Out of curiosity, why would I ever want private elements of a struct? I get having constructors and function pointers is awesome but why would I ever want to hide it? Sorry if this comes off as inexperienced but I've never done anything in C++ like this before.
O_o
Consider:
Code:
class SMatrix
{
// ...
f32 m[4][4];
};
So, you have a "4x4" class representing matrices, and you need to use that class so "..." represents a lot of good mechanics.
Unfortunately, you can't, shouldn't try to, provide for every mechanic, but you eventually find you need to implement some mathematics for a client your interface doesn't support.
Code:
void DoSomething
(
SMatrix & f
)
{
// ...
f.m[1][1] = 0;
// ...
}
Everything in the universe is grand.
Except that the core routines are consuming most of the available compute--profiling--so you can legitimately to try and improve the implementation.
Code:
class SMatrix
{
// ...
__m128 m[4];
};
You take the time to rewrite the core methods supporting "SSE" or similar instruction set.

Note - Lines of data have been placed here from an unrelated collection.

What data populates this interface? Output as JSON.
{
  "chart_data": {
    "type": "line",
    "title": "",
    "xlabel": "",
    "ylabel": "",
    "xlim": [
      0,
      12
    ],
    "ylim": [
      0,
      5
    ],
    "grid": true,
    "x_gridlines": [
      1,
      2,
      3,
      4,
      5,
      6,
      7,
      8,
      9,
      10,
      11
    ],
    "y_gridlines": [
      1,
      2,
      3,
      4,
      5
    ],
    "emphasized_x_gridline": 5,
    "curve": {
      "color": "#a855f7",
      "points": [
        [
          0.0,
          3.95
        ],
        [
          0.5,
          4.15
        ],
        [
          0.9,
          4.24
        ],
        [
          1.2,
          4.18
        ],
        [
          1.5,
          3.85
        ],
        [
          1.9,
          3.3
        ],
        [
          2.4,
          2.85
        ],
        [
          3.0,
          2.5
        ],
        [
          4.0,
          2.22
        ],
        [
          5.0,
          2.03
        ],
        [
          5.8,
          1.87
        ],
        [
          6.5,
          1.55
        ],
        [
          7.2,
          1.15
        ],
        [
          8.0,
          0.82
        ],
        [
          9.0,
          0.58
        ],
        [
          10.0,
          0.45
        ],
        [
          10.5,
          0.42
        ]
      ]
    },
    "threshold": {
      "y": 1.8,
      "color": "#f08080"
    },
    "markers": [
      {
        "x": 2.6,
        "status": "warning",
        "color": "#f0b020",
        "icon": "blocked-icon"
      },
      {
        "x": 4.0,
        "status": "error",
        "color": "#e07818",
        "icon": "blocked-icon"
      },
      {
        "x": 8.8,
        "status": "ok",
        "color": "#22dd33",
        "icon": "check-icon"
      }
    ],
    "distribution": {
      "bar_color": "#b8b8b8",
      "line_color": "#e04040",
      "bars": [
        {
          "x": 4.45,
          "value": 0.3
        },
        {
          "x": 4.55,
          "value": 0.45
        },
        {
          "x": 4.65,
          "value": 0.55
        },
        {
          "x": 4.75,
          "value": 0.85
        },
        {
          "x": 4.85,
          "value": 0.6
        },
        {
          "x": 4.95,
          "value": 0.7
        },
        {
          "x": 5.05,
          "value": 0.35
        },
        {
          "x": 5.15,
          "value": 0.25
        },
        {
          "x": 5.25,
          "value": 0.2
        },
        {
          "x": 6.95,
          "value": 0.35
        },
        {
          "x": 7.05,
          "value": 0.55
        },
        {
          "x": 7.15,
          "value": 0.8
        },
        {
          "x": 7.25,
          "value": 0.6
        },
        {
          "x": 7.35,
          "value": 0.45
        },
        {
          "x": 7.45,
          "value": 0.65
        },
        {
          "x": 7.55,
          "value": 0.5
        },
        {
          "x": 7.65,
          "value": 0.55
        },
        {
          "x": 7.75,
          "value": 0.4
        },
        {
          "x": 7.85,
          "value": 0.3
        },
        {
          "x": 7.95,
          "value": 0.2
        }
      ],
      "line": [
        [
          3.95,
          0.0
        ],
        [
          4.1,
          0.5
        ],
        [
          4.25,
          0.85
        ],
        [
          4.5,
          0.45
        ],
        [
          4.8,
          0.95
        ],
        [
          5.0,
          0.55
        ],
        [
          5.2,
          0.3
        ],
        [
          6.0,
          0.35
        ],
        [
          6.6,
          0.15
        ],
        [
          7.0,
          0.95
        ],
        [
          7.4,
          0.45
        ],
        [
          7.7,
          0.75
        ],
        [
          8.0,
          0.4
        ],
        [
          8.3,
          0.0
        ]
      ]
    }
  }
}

Now you have a problem: none of the client code, `DoSomething', works with the new version because a `__m128' is not a `f32[4][4]'. You could solve that with operator overloading by means of a second class overloading `operator []'.
Code:
class SVector
{
// ...
__m128 m;
};
class SMatrix
{
// ...
SVector m[4];
};
Now everything again works, but you become aware of an instruction set and algorithm which improves many operations by interleaving the data, and in implementing that, you are back at square one: the client code doesn't work.
Code:
class SMatrix
{
// ...
void getAll(f32 *);
void getColumn(size_t, f32 *);
void getElement(size_t, size_t, f32 *);
void getRow(size_t, f32 *);
// ...
void setAll(f32 *);
void setColumn(size_t, f32 *);
void setElement(size_t, size_t, f32 *);
void setRow(size_t, f32 *);
// ...
__m128 m[4];
};
void DoSomething
(
SMatrix & f
)
{
// ...
f.setElement(1, 1, 0);
// ...
}
This code works everywhere, and it would work everywhere regardless of `m' being `public', but by marking `m' as `public' you tell client code not to use `m' in the first place allowing you to make changes like these without potentially causing conflict in client code.